If your home workout equipment doesn’t include a foam roller, it might be time to get one. These simple, lightweight tools, which look like stubby pool noodles, are growing in popularity for their many uses. Foam rollers were initially used by physical therapists to roll out tension in tight muscles. But over time these light, compact and portable devices have been found to have many more uses as well. Here are four ways you can use a foam roller to enhance your fitness and ease pain.
Treat Sore Muscles
Think of a foam roller as a mini-masseuse. Once primarily a physical therapy tool, foam rollers are a great way to roll tension out of tight muscles or put pressure on sore spots. In fact, research shows that using a foam roller after exercise can relieve soreness and prevent delayed-onset muscle fatigue. Athletes, particularly runners, find that using a foam roller on sore muscles after a run or other exercise aids recovery so they don’t have to lose time between workouts.
Build Core Strength
You can use the cylindrical shape of the foam roller in different ways to enhance the fitness benefits of exercises such as planks and push-ups. By holding the roller in your hands and thus creating an unstable surface, the roller forces you to use your core for stability, which builds ab and core strength.
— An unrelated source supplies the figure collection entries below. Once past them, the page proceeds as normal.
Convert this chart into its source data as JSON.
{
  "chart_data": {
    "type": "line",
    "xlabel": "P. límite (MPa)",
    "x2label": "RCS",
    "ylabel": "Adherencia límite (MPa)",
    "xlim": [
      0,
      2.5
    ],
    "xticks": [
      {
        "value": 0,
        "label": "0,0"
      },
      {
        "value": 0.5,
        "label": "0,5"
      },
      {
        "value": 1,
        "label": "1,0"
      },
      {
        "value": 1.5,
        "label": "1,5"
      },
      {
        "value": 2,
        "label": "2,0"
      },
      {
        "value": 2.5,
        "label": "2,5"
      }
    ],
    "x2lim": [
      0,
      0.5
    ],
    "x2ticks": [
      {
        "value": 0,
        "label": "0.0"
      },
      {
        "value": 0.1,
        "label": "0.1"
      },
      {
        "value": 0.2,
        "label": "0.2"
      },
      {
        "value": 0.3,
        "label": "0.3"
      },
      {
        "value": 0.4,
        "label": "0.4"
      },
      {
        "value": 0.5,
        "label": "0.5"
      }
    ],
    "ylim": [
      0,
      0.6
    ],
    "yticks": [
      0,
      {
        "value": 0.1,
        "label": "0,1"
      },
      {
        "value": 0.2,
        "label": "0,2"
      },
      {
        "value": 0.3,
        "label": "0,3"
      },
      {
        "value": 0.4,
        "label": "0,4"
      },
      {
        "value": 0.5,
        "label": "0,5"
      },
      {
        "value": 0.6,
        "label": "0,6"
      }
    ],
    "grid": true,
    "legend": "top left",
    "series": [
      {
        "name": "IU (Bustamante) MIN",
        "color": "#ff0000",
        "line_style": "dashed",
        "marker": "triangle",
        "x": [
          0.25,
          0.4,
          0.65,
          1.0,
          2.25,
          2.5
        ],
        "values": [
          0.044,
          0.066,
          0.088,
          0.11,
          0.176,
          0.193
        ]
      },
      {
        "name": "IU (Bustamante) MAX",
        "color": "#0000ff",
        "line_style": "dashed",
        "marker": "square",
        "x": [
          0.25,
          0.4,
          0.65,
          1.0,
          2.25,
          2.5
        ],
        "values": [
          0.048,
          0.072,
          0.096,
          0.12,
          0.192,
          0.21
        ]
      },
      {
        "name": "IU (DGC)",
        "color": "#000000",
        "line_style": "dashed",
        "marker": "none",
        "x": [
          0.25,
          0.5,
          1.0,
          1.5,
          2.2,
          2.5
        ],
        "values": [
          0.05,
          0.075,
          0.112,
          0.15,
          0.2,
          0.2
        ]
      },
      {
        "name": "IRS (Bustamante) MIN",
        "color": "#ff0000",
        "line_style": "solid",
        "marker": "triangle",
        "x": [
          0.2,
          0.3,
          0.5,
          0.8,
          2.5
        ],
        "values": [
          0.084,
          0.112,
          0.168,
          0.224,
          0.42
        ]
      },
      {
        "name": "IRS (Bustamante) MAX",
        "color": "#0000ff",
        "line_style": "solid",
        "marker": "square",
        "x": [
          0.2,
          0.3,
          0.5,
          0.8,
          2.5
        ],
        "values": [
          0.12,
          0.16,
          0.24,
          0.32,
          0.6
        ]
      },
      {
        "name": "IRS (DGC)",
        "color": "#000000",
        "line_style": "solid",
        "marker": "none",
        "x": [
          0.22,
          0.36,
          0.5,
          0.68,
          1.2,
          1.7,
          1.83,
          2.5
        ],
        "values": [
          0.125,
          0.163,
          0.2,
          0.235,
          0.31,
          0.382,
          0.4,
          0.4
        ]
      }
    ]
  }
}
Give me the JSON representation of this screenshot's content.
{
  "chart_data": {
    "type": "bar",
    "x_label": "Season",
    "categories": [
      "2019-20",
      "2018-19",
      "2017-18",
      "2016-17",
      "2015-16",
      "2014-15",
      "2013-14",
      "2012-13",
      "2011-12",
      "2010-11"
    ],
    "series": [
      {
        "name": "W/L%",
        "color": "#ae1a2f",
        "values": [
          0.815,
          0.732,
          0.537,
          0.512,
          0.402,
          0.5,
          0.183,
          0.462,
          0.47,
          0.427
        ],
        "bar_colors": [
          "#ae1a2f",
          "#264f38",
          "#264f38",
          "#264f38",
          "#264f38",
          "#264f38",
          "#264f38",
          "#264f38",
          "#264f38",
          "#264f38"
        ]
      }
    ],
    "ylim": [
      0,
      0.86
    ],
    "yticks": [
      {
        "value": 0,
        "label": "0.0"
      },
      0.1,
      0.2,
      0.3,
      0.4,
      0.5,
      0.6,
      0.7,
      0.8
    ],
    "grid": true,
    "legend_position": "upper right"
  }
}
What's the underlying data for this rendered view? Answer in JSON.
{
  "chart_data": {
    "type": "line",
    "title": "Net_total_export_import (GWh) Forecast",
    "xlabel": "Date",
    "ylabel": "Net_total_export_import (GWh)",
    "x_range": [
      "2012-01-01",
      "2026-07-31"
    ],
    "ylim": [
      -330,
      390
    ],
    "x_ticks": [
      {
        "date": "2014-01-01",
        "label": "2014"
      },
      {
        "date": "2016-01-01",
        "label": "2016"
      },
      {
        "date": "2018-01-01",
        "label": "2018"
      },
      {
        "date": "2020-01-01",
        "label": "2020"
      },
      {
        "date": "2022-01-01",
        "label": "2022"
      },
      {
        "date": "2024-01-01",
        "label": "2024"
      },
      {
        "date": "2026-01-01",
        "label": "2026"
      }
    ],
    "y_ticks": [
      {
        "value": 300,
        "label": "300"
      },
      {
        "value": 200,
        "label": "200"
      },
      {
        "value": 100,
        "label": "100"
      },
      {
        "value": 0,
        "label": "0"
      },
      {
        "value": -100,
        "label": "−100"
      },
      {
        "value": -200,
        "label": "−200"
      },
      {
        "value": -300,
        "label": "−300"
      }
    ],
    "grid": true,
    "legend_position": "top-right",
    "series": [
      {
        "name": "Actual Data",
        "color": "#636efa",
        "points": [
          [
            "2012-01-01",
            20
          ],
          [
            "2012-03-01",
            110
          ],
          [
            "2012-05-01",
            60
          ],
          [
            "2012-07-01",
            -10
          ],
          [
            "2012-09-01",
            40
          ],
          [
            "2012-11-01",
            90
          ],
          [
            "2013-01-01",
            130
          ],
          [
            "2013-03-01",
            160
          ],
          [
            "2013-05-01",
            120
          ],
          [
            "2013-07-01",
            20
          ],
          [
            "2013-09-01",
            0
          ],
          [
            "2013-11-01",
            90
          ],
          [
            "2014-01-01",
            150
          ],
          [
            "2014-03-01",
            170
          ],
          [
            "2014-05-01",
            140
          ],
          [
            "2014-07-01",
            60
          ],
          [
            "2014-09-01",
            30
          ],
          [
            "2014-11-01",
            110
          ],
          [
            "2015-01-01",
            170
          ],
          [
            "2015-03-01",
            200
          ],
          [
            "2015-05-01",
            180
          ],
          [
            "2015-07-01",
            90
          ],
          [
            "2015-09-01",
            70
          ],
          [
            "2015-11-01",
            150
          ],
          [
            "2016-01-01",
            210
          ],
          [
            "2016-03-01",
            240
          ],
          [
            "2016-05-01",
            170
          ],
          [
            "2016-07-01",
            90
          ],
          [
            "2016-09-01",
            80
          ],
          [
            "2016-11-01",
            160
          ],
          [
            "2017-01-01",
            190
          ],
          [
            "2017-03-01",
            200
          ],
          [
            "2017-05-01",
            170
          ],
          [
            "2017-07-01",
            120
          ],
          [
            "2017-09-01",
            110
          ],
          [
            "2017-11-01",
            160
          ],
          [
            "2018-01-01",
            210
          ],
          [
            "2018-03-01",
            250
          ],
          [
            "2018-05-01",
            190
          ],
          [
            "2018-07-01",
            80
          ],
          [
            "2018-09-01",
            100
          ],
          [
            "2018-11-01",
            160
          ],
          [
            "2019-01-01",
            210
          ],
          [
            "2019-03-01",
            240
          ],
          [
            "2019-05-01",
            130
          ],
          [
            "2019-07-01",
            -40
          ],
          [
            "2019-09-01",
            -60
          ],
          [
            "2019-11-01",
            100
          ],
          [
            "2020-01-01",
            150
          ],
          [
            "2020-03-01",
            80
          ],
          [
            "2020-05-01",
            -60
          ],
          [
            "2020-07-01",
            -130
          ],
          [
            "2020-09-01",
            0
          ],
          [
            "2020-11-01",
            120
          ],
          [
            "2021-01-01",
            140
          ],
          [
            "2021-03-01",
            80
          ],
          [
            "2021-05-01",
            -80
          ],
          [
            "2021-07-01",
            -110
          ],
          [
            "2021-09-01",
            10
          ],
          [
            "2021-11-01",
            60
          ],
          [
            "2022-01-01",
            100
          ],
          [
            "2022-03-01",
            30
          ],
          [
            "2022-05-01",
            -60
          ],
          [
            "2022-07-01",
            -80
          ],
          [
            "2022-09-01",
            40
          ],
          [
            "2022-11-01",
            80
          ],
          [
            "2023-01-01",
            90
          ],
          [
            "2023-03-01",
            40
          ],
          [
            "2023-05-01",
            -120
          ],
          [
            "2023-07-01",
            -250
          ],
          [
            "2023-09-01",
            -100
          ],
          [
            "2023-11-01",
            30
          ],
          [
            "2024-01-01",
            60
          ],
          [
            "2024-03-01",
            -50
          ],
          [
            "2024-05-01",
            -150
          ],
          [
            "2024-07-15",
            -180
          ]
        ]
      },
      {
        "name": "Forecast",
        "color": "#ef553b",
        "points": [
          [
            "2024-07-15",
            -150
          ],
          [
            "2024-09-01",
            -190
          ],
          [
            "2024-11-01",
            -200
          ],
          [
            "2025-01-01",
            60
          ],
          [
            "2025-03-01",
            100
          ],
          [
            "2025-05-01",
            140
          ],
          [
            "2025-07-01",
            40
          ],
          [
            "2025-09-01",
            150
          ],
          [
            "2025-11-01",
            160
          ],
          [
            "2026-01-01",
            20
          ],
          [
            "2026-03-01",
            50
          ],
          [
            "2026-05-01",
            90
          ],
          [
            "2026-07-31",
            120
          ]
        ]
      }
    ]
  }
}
And many fitness classes use foam rollers in various ways to increase the difficulty of leg lifts, sit ups, and other fitness class staples.
Many athletes report that foam rollers help release tension in their muscles, thus resulting in greater range of motion (ROM) when used before stretching. Stand it on its end, and a foam roller becomes a crutch to steady you during standing stretches. Here are 5 foam-roller moves you can use to increase lower body flexibility.
Compensate for Sitting
Sitting all day causes your muscles to tighten and, over time, to shorten. Used regularly, a foam roller can help ease this tightness by increasing muscle length and massaging the fascia, the connective tissue that surrounds muscles, nerves and blood vessels. Massaging the fascia, often called myofascial release, not only relieves pain but over time it may help these long muscles function better.